Milioni di vite spezzate, tra morti ed esuli, distruzioni, lingua e cultura  quasi cancellati e un Paese ridotto a meta turistica. La storia del Tibet, dal 1950 ad oggi, è quella di una nazione martoriata dall’ingombrante vicino cinese che ha occupato da 70 anni una nazione libera.Con Claudio Cardelli, presidente dell’associazione Italia-Tibet, ricordiamo un appuntamento molto importante:la manifestazione del 4 giugno in Piazza del Popolo a Roma alle ore 15,00

““Come associazione Italia-Tibet da 32 anni organizziamo manifestazioni, in tutta Europa, in occasione delle ricorrenze che riguardano la storia tibetana. Oggi ci siamo posti il problema di allargare la protesta contro la politica cinese in generale, quindi contro la repressione delle minoranze, dei dissidenti e in materia religiosa. Abbiamo anche inteso attirare l’attenzione sui rapporti Italia-Cina, perché a causa dell’accordo della ‘Via della seta’ avvertiamo un grande pericolo di intromissione della Cina nelle questioni italiane, con ingerenze per quanto riguarda le infrastrutture e per la presenza economica e strategica della Cina in Italia.

Sempre di più in questa guerra fredda moderna tra Usa e Cina, ci viene chiesto da che parte stare. Non è pensabile tenere i piedi in due scarpe, come nostro solito, in questo momento tutto il mondo occidentale è chiamato a fare una scelta precisa, perché, purtroppo, l’Europa è la grande assente. La nostra manifestazione lancia un grido di allarme sulla colonizzazione di Pechino. Potendo scegliere preferiamo rimanere sotto l’ombrello protettivo degli Usa, sotto la ‘pax americana’ con tutti i suoi difetti e non sotto il regime cinese”.

Non poteva mancare a Claudio Cardelli una domanda sull’attuale situazione del Tibet. ““Oggi in Tibet ci sono stati diversi cambiamenti drammatici in senso globale, infrastrutturale, sociale, religioso, culturale. Nel 1980, durante il governo di Deng Xiaoping, c’è una sorta di autocritica cinese rispetto a quello che è stato fatto in Tibet. I cinesi si rendono conto di aver provocato un genocidio e distruzioni generali e cercano di mettere delle toppe. Invitano una delegazione di tibetani in esilio, ma durante questa visita l’intera popolazione si riversa nelle strade. C’erano anche la sorella del Dalai Lama e molti dignitari.
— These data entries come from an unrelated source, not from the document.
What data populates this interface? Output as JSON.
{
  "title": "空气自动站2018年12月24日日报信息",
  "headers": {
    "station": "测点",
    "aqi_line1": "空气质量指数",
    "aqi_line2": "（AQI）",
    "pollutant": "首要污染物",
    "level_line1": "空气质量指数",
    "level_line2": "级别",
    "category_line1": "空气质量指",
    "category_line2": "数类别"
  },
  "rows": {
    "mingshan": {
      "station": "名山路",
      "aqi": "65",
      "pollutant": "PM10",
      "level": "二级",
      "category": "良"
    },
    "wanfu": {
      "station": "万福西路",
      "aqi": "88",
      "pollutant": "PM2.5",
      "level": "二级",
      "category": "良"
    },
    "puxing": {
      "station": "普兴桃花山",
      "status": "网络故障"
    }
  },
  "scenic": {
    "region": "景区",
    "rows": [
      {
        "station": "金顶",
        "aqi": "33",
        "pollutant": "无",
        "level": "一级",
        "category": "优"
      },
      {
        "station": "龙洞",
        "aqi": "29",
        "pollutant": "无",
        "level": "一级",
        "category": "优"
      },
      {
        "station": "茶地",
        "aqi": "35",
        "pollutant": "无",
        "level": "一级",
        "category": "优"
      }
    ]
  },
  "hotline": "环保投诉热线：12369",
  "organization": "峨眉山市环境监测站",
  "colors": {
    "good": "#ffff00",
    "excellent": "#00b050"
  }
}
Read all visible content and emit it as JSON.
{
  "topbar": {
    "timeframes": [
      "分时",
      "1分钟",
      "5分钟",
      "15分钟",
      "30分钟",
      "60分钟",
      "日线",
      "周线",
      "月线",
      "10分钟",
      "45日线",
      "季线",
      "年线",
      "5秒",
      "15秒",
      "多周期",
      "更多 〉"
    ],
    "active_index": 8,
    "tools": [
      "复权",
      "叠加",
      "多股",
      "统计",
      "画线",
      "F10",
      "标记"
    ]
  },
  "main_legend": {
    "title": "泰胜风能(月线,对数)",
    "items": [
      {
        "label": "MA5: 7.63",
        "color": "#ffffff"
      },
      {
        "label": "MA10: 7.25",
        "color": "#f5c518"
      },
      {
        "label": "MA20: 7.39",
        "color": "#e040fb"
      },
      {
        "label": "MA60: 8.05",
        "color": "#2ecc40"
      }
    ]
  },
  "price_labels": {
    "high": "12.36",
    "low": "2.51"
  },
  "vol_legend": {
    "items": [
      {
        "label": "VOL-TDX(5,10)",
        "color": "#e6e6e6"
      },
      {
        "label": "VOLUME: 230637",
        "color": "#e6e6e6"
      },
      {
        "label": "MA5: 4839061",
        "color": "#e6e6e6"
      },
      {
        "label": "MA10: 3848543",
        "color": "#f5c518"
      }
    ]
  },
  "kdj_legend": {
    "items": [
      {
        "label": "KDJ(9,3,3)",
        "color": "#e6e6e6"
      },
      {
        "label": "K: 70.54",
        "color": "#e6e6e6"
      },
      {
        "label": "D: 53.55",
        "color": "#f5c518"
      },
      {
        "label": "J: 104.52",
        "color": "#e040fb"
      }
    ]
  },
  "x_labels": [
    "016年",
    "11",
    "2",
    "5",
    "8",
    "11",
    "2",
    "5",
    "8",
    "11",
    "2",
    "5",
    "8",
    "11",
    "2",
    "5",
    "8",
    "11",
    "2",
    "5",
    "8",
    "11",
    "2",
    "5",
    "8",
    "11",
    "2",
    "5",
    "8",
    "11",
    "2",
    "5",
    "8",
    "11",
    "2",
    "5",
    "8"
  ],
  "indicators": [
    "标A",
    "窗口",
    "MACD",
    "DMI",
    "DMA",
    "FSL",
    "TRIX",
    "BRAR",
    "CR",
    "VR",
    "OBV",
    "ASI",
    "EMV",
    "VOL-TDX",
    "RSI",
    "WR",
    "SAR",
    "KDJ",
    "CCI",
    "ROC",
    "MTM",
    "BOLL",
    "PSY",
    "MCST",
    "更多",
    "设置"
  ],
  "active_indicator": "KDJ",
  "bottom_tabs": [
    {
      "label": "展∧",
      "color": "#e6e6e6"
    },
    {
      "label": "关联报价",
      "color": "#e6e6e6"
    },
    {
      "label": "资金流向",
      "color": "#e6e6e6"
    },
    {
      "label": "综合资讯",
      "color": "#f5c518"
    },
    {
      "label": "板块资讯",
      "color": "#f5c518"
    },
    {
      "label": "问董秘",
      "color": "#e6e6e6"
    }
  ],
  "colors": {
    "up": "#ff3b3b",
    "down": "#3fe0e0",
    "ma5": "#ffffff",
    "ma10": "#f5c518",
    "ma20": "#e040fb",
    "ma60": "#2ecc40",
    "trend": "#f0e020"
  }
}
I filmati mostrano come nonostante la repressione e le distruzioni, il popolo è fedele e devoto al Dalai Lama e al mondo che l’aveva seguito in esilio.

I cinesi si rendono conto che 20 anni di propaganda e lavaggio del cervello e violenze, non sono riusciti a cambiare l’animo di questi ‘montanari superstiziosi’. E quindi blindano il Tibet: nessuno può entrare o uscire. Nel 1987, poi, aprono il Tibet al turismo occidentale e cinese e inizia la fase della modernità, che significa snaturare completamente il Paese. Il governo cinese investe miliardi di dollari in Tibet per strade, ferrovie; Lhasa viene stravolta dal punto di vista urbanistico, viene distrutta la città vecchia, emblema di un mondo che i cinesi disprezzano, ritenuti arcaico e feudale, e vengono lasciati in piedi solo quei monumenti che possono essere un’attrattiva per i turisti. Alcuni monasteri vengono restaurati per dare una parvenza di libertà religiosa che assolutamente non c’è. Al contempo inizia l’invasione di coloni cinesi sulla scia di quanto dichiarato da un funzionario cinese durante un convegno a Chendu: ‘Noi sommergeremo, affogheremo i tibetani in un mare di han’.

Questa frase la dice lunga sulle strategie imperialiste dei cinesi. E, infatti, questo in qualche modo è avvenuto. In Tibet ora tutta la segnaletica è scritta in mandarino, la popolazione cinese è prevalente e i tibetani sono un po’ come i nativi americani, ghettizzati nelle riserve, ai margini della società. La lingua cinese è imposta, il tibetano viene boicottato, perché se ad un popolo togli la sua lingua, gli togli la vita. E questa è una delle tante operazioni che i cinesi stanno portando avanti scientificamente con molta determinazione”.